Controversial, provocative, notoriety

Well today is looking gruesome – Erdoğan is busy purging judges as “plotters” by way of making himself even more of a dictator, IS says Lahouaiej-Bouhlel was one of theirs, and Pakistan’s Kim Kardashian has been murdered by her brother for being Pakistan’s Kim Kardashian.

Pakistani social media celebrity Qandeel Baloch has been killed by her brother in an apparent ‘honour killing’ in the province of Punjab, police say.

Ms Baloch, 26, recently caused controversy by posting controversial pictures of herself on social media, including one alongside a Muslim cleric.

She caused controversy by being controversial. Got it.

This is, of course, the BBC yet again reporting violence from the point of view of the perpetrators, which I wish they would learn to stop doing. They did it with Salman Rushdie, with the Motoons, with Lars Vilks, with Charlie Hebdo, and now they’re doing it with Qandeel Baloch. She didn’t “cause controversy”; some people chose to consider her pictures of herself “controversial.”

Ms Baloch’s parents told The Express Tribune that she was strangled to death on Friday night following an argument with her brother.

They said her body was not discovered until Saturday morning.

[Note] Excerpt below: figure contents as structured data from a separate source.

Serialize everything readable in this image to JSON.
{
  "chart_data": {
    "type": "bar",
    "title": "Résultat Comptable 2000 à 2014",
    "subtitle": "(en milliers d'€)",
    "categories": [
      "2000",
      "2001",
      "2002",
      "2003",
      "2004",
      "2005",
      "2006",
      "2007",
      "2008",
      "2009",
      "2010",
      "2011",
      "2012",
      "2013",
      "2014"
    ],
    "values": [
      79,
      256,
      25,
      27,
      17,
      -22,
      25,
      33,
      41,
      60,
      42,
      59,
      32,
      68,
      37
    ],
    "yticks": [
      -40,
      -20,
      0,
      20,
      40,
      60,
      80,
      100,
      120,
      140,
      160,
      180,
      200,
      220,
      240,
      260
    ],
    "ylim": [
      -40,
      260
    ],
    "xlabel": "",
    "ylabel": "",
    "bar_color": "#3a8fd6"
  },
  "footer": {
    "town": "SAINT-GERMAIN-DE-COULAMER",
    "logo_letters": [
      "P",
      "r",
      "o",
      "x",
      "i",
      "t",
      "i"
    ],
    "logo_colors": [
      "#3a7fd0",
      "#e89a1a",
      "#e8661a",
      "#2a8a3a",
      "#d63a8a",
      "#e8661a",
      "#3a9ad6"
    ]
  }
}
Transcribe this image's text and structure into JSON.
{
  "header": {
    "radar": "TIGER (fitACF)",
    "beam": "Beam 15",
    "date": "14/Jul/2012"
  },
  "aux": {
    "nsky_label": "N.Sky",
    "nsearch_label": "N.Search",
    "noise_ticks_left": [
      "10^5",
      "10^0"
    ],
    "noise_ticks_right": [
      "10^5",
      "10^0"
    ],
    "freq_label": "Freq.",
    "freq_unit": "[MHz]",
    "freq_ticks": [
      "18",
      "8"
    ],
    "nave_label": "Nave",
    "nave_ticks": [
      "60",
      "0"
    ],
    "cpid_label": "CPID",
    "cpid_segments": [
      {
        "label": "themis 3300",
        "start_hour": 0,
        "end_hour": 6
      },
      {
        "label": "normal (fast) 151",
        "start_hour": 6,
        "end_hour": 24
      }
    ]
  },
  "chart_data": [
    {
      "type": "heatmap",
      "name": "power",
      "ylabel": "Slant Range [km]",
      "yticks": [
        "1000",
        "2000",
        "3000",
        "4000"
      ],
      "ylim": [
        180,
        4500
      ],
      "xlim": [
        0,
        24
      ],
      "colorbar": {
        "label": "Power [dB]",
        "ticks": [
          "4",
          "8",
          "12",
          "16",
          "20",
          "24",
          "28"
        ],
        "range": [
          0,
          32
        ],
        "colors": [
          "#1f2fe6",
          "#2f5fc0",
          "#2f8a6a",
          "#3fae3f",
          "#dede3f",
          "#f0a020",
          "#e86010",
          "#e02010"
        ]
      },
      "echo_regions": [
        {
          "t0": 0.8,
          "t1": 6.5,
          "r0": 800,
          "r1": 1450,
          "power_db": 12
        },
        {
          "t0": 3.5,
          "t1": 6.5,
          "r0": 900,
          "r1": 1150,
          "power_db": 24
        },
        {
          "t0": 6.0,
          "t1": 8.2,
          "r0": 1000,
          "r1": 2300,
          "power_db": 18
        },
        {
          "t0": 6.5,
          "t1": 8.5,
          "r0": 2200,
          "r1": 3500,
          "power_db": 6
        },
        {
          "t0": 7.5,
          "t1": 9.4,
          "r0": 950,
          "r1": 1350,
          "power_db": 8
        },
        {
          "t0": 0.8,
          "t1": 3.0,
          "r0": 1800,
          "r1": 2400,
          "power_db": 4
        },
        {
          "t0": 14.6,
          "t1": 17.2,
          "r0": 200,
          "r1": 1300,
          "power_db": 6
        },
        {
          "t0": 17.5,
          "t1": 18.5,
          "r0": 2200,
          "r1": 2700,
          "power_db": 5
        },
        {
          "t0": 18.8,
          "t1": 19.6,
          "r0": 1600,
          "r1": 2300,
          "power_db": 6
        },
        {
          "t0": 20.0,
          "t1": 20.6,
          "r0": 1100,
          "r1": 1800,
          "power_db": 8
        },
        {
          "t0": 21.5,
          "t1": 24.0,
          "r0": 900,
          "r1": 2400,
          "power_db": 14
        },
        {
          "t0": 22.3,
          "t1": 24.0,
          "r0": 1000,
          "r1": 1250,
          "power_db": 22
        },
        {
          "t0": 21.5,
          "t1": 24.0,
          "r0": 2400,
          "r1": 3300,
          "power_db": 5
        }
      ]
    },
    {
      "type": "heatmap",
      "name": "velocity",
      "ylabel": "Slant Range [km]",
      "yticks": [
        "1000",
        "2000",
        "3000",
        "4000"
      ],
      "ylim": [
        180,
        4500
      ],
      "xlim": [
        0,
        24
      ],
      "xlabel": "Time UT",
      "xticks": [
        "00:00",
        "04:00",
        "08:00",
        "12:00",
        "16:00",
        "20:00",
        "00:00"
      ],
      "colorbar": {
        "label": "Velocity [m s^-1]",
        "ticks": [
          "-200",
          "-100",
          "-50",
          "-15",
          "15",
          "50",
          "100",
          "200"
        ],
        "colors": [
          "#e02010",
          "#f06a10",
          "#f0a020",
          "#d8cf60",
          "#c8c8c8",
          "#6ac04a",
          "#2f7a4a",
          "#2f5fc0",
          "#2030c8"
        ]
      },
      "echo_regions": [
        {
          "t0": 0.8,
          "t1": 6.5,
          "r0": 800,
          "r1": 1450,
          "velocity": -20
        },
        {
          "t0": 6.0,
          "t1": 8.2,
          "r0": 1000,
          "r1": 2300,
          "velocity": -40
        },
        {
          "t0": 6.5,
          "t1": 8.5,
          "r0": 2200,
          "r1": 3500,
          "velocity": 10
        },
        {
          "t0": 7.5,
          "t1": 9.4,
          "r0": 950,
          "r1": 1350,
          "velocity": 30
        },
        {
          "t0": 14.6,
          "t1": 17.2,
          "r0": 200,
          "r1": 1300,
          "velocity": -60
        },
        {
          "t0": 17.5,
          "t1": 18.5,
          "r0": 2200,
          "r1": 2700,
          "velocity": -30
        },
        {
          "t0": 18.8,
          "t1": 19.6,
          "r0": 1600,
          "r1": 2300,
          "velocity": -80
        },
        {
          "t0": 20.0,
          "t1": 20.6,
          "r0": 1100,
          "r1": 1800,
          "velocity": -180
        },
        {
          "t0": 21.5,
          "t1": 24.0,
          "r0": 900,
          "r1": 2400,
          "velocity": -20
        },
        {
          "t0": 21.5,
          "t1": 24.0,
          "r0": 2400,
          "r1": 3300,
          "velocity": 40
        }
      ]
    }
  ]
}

Her parents have been taken into custody, the Tribune reported.

Ms Baloch had gone to Punjab from Karachi because of the threat to her security, police say.

Maybe she thought she would be safer with her family? Poignant, isn’t it.

“[Her] brothers had asked her to quit modelling,” family sources quoted by the Tribune said.

Sources quoted by the newspaper said that Wasim was upset about her uploading controversial pictures online and had threatened her about it.

There again – the BBC has to help Wasim work up indignation at her, by saying yet again that her pictures are “controversial.” Listen, in Pakistan it’s “controversial” for a woman to walk around with a naked head; that doesn’t mean the rest of us have to see it that way.

Jill McGivering adds some analysis.

Qandeel Baloch used social media to find fame and the reactions there showed the feelings she inspired, from admiration to disgust.

Some called her death “good news” and even praised her suspected killer. Others said it was wrong to condone her murder, even if she was flawed. Some showed outright support.

Qandeel Baloch has been dubbed Pakistan’s Kim Kardashian. There are comparisons: the provocative selfies, the pursuit of celebrity, the controversial rise to notoriety.

Blamey blamey blamey, again. There’s no need for the BBC to label her selfies “provocative” or her status “notoriety.” She’s already dead – I don’t see why the Beeb needs to throw mud at her.

But in Pakistan, women, especially poor ones, still lack basic rights, from schooling to choosing a husband and violence against them is rife. The country struggles with sexuality and especially with “immodest” women.

The fact that many of Qandeel’s videos went viral suggests a titillating fascination with confident female sexuality – along with fear of its power and of her assertion of independence. However she lived her life, tweeted one, it was her life.

It was her life, but the BBC will pin pejorative labels on it after she’s been murdered, all the same.